Beyond that, Myriem dans les palmes is, as Ali Merad asserts, an indirect criticism of modernity in its intellectual (monist-materialist) , social and economic manifestations, a mirror to the larks for candidates for assimilation .
Myriem dans les palmes is finally a virulent challenge to the assimilationist doctrine of colonial policy. For the theorists of colonization, assimilating its essentialization to a biologically inferior race is the prerequisite for a "friction" with the European element in view of a possible access to the status of white
Myriem in the palms is "the colonial night ".

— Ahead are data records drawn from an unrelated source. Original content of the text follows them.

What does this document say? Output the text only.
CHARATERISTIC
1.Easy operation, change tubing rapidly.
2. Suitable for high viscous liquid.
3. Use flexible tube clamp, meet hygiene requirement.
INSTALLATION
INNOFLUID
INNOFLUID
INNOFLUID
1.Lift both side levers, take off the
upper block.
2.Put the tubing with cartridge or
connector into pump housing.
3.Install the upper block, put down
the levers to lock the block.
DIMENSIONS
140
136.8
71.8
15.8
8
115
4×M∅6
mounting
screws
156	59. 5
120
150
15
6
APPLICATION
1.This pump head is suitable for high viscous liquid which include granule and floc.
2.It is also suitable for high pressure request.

Myriem dans les palmes is the story of a Muslim woman who went through an assimilationist process by marrying a French soldier. After years of marriage, she wants to save Myriem and Jean-Hafid, her children, from the worst that awaits children from mixed couples, that is to say the assimilationist doctrine of colonial policy with its corollary: the tearing of individual consciousness between 2 identities (modern/Islamic) and 2 affiliations (dominated/dominant).
Khadidja Debussy, the heroine, will take the plunge and engage in an assimilationist process that she will bitterly regret. She will try to save her children Myriem and Jean-Hafid from the clutches of modernity by giving them a teacher of Arabic language and Islamic religion.